En deuxième lieu, dans les arrêts « Odièvre c/ France » (CEDH, 13 février 2003, Req. 42326/98, Odièvre c/ France N° Lexbase : A9676A47) et « Godelli c/ Italie » (CEDH, 25 septembre 2012, Req. 33783/09, Godelli c/ Italie N° Lexbase : A3682ITK), la Cour n’a pas mis en cause la possibilité pour les États concernés de maintenir la faculté pour les femmes d’accoucher dans l’anonymat mais elle a jugé nécessaire qu’ils organisaient, en présence d’un tel système d’anonymat, une procédure permettant de solliciter la réversibilité du secret de l’identité de la mère, sous réserve de l’accord de celle-ci, et de demander des informations non identifiantes sur ses origines.
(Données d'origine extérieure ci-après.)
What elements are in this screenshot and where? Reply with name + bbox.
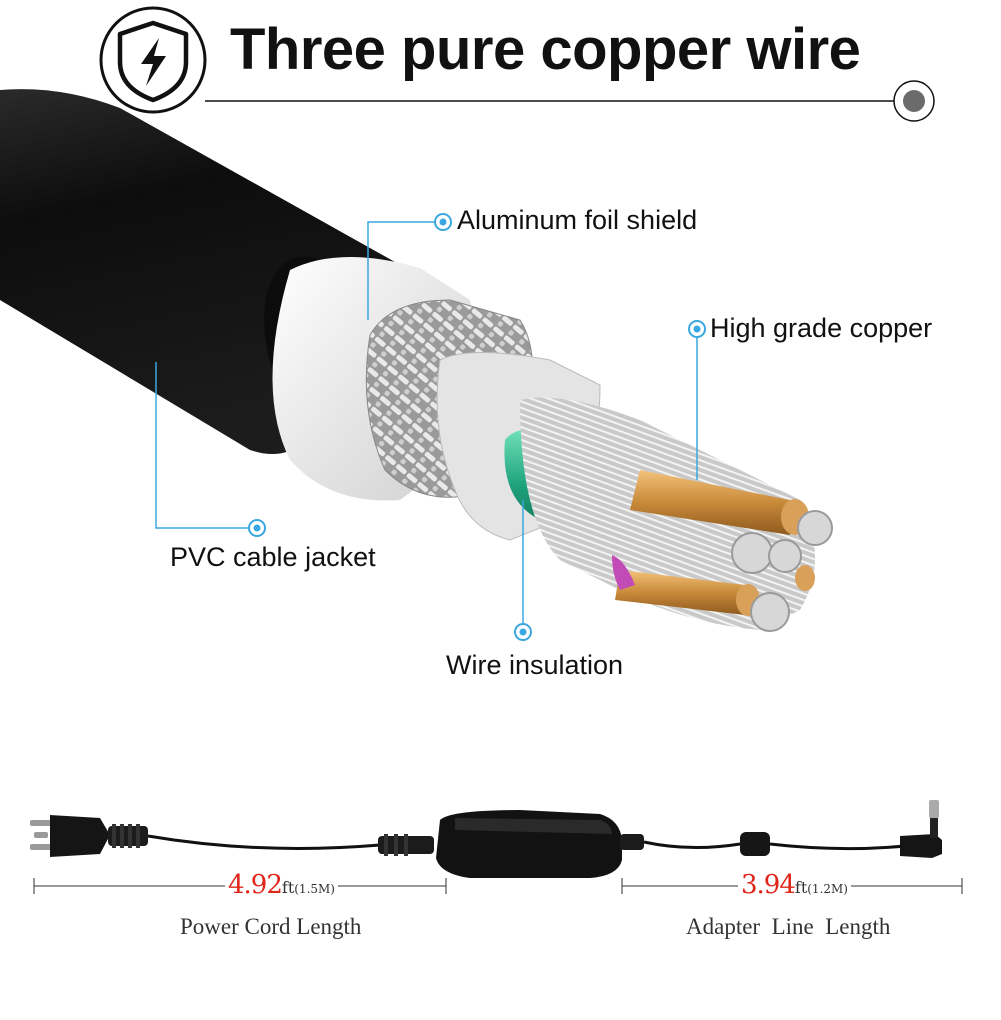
- copper-conductor-top: [630, 470, 790, 535]
- power-cord-length-caption: Power Cord Length: [180, 914, 362, 939]
- power-cord-length-value: 4.92: [228, 870, 283, 900]
- dc-plug-tip: [929, 800, 939, 818]
- callout-aluminum-line: [367, 221, 436, 320]
- adapter-line-end: [769, 842, 906, 851]
- adapter-illustration: [30, 800, 963, 894]
- plug-head: [50, 815, 110, 857]
- header-end-dot: [903, 90, 925, 112]
- pink-insulation: [612, 555, 635, 590]
- adapter-strain-relief-right: [620, 834, 644, 850]
- label-aluminum-foil-shield: Aluminum foil shield: [457, 205, 698, 235]
- copper-conductor-small-end: [795, 565, 815, 591]
- adapter-line: [643, 840, 741, 850]
- shield-lightning-icon: [117, 20, 189, 103]
- dc-plug-tip-stem: [930, 816, 938, 838]
- adapter-brick-highlight: [455, 818, 612, 834]
- header-decoration: [99, 6, 935, 122]
- plug-prongs: [30, 820, 52, 850]
- callout-dots: [248, 213, 706, 641]
- adapter-line-length-caption: Adapter Line Length: [686, 914, 891, 939]
- power-cord-length-metric: (1.5M): [294, 882, 335, 896]
- ferrite-bead: [740, 832, 770, 856]
- adapter-line-length-metric: (1.2M): [807, 882, 848, 896]
- adapter-line-length-value: 3.94: [741, 870, 796, 900]
- cable-illustration: [0, 89, 833, 641]
- callout-jacket-line: [155, 362, 250, 529]
- power-cord: [147, 834, 381, 850]
- adapter-line-length-unit: ft: [794, 878, 808, 897]
- adapter-line-measurement: 3.94ft(1.2M): [738, 872, 851, 898]
- strand-end-faces: [731, 510, 833, 632]
- adapter-strain-relief-left: [378, 834, 434, 856]
- dc-plug: [900, 834, 942, 858]
- page-title: Three pure copper wire: [230, 17, 861, 82]
- power-cord-length-unit: ft: [281, 878, 295, 897]
- plug-strain-relief: [108, 824, 148, 848]
- label-wire-insulation: Wire insulation: [446, 650, 624, 680]
- copper-conductor-bottom: [615, 570, 745, 615]
- label-pvc-cable-jacket: PVC cable jacket: [170, 542, 376, 572]
- power-cord-measurement: 4.92ft(1.5M): [225, 872, 338, 898]
- label-high-grade-copper: High grade copper: [710, 313, 933, 343]
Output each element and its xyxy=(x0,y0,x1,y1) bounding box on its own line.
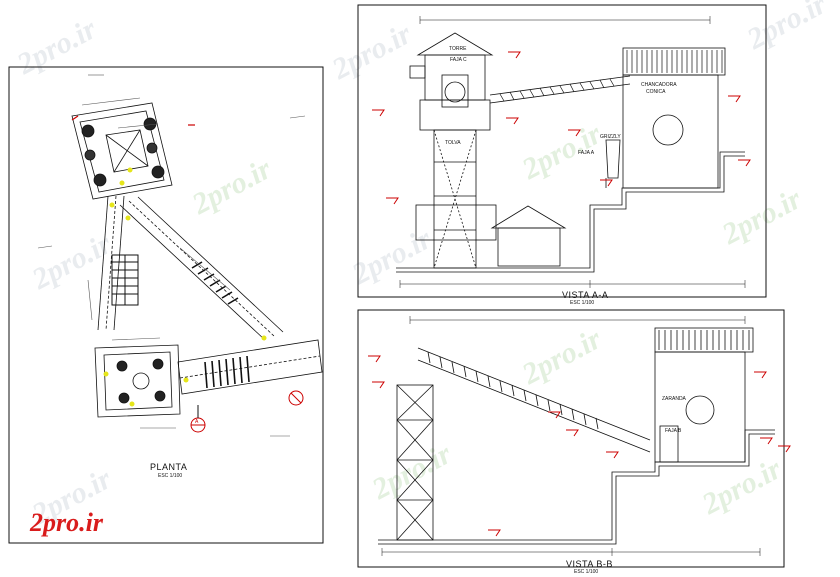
plan-crusher-block xyxy=(94,344,181,418)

Il en résulte enfin, en troisième lieu, que la Cour ne voit pas de raison de remettre en question le point d’équilibre entre les droits trouvé par les autorités internes en l’espèce.

La Cour relève, d’une part, que le CNAOP a recueilli un certain nombre d’informations non identifiantes qu’il a transmises à la requérante qui lui ont permis de comprendre les circonstances de sa naissance.

Elle constate d’autre part, que la requérante a bénéficié d’une procédure devant les juridictions internes au cours de laquelle elle a pu faire valoir ses arguments de manière contradictoire.

Elle observe enfin qu’en se référant au choix du législateur de ne pas autoriser une levée inconditionnelle du secret de l’identité, le Conseil d’État a justifié sa décision par la finalité poursuivie par la réforme législative de 2002, à savoir la réalisation d’un compromis entre les droits et intérêts en jeu par le biais d’une procédure de conciliation visant à faciliter l’accès aux origines sans pour autant renier l’expression de la volonté et du consentement de la mère.

La Cour conclut que l’État n’a pas outrepassé sa marge d’appréciation et que le juste équilibre entre le droit de la requérante de connaître ses origines et les droits et intérêts de sa mère biologique à maintenir son anonymat n’a pas été rompu. Il n’y a donc pas eu violation de l’article 8 de la Convention.

On rappellera que la loi n° 2021-1017 du 2 août 2021 relative à la bioéthique N° Lexbase : L4001L7C n'a apporté aucune modification au système de réversibilité du secret mis en place par la loi de 2002, concernant l'accouchement sous X. La seule disposition relative à ce régime donne compétence au CNAOP pour organiser un dispositif spécifique lorsqu'est diagnostiquée, chez une personne née dans le secret ou chez une mère qui a accouché dans le secret, une anomalie des caractéristiques génétiques (CASF, art. L. 147-2 5°) (c’est en revanche l’accès aux origines des personnes issues d’une PMA, qui a été consacré par la loi bioéthique du 2 août 2021 ; v. A. Gouttenoire, C. Siffrein-Blanc, L’accès aux origines des personnes issues d’une PMA, consacré par la loi bioéthique du 2 août 2021, Lexbase Droit privé, septembre 2021, n° 878 N° Lexbase : N8825BYI).